Un château dans la favela, l'oeuvre inachevée du "Gaudí brésilien"
Des faïences multicolores et des assiettes incrustées dans la pierre: le "petit château" bâti dans une favela de Sao Paulo au long de quatre décennies a valu à Estevao Silva da Conceiçao le surnom de "Gaudí brésilien".
Comme la Sagrada Familia, basilique emblématique de Barcelone conçue par le célèbre architecte catalan et en construction depuis plus de 140 ans, cet édifice bariolé de quatre étages bâti à flanc de colline est une oeuvre inachevée.
"Cela fait 39 ans que je fais ça, c'est l'oeuvre de ma vie.
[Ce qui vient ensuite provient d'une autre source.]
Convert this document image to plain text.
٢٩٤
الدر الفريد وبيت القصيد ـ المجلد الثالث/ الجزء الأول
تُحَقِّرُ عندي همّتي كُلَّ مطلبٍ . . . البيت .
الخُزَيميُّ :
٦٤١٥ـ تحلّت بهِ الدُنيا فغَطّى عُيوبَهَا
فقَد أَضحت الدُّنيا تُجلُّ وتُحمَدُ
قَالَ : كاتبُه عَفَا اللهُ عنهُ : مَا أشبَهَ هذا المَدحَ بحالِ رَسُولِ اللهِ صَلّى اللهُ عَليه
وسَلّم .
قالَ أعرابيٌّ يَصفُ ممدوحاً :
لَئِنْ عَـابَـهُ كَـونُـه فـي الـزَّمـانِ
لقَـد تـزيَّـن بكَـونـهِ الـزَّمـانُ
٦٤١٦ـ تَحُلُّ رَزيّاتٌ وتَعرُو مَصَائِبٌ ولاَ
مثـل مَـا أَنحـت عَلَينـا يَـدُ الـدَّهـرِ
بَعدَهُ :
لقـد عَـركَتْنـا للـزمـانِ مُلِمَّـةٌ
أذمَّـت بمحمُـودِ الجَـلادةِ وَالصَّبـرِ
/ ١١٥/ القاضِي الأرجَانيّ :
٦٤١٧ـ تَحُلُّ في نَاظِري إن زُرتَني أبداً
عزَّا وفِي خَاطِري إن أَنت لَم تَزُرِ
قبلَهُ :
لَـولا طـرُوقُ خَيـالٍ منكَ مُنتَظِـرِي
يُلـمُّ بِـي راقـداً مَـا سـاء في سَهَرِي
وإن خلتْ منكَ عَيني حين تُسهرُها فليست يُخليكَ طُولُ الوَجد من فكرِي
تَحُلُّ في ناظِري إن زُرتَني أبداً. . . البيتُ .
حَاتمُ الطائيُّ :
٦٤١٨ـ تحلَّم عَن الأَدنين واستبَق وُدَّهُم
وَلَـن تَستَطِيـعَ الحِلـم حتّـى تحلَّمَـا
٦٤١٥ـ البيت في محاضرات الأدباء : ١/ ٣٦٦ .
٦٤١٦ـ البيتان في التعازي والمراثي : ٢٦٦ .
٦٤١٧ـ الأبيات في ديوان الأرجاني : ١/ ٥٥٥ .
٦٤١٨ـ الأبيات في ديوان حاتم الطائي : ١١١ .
Je ne sais pas si je vais la terminer avant ma mort, Dieu seul le sait", confie à l'AFP l'ancien maçon et jardinier de 67 ans.
Surnommé "Castelinho" (petit château) par les habitants de la favela de Paraisopolis, cette bâtisse aux courbes tortueuses est devenu une attraction touristique pour sa ressemblance frappante avec une autre oeuvre célèbre d'Antoni Gaudí (1852-1926), le Park Güell.
Et pourtant, le Brésilien assure ne jamais avoir entendu parler du génie catalan avant de commencer à ériger son château sur un terrain d'à peine 60 m2 dans ce quartier pauvre où vivent plus de 100.000 habitants.
"J'ai fait une oeuvre qui ressemble à celle de Gaudí sans le copier. C'est juste sorti de mon esprit", assure-t-il.
"Je n'ai jamais fait d'études, mais j'ai réussi à faire une oeuvre d'art", se félicite cet homme noir à l'épaisse moustache poivre et sel.
- Voyage à Barcelone -
La ressemblance du "Castelinho" avec le style de Gaudí a eté découverte par un étudiant au début de ce siècle.
L'histoire d'Estevao Silva da Conceiçao a été racontée dans le documentaire "Gaudí dans la favela", du cinéaste Sergio Oksman, sorti en 2002. Lors du tournage, l'année précédente, l'ancien maçon s'est rendu à Barcelone pour connaître les oeuvres de l'architecte auquel il est comparé.
La notoriété acquise grâce au film a transformé le lieu en site touristique et la visite coûte actuellement environ cinq euros.
"Il y a tellement de choses à voir, chaque petit coin est plein de détails à observer", décrit Celly Monteiro Mendes, 24 ans, touriste venue de Manaus, dans l'Amazonie brésilienne.
Une fois franchie, l'entrée ornée d'assiettes peintes multicolores et surplombée d'arbustes, les visiteurs accèdent à une salle aux allures de caverne, point de départ d'un dédale de galeries au plafond bas, avec des escaliers étroits menant d'un étage à l'autre.
Les parois en ciment recouvertes de petits cailloux marron sont ornées de centaines d'objets en tous genres: jouets en plastique, tasses, vieux téléphones, masques, pièces de monnaie, engrenages d'horloges et autres quincailleries. Certains de ces objets lui ont été offerts par des visiteurs.
- Jardin enchanté -
Né dans l'Etat de Bahia (nord-est), le "Gaudí brésilien" est arrivé en 1977 à Sao Paulo, où il a travaillé notamment comme maçon et jardinier.
En 1985, il a acheté un terrain pour construire sa maison à Paraisopolis et a laissé libre court à son imagination.
"Je voulais avoir un jardin, faire quelque chose de différent. Je ne pensais pas que cela se transformerait en une oeuvre d'art connue mondialement et ressemblant à ce qu'a fait Gaudi, sinon je l'aurais fait monter encore plus haut", explique-t-il.
"Je l'ai fait pour moi, et c'est devenu un lieu touristique", résume Estevao Silva da Conceiçao.
Il a commencé par planter une roseraie et a construit une structure de métal autour, mais les plantes ont poussé trop vite.
Lassé de ramasser les feuilles, le jardinier a préféré enlever toute la végétation et a recouvert la structure métallique de ciment, posant les bases de son château.
Les parois ont été recouvertes de cailloux "pour rafraichir" les lieux et il a ajouté une assiette cassée qu'il avait à portée de main. Le premier des centaines d'objets qui composent à présent son oeuvre.
Les plantes ont refait leur apparition au dernier des quatre étages, à ciel ouvert, où l'on entend les oiseaux chanter en observant de haut les inégalités brésiliennes: les bicoques de la favela au premier plan et les immeubles imposants du quartier chic de Morumbi au loin.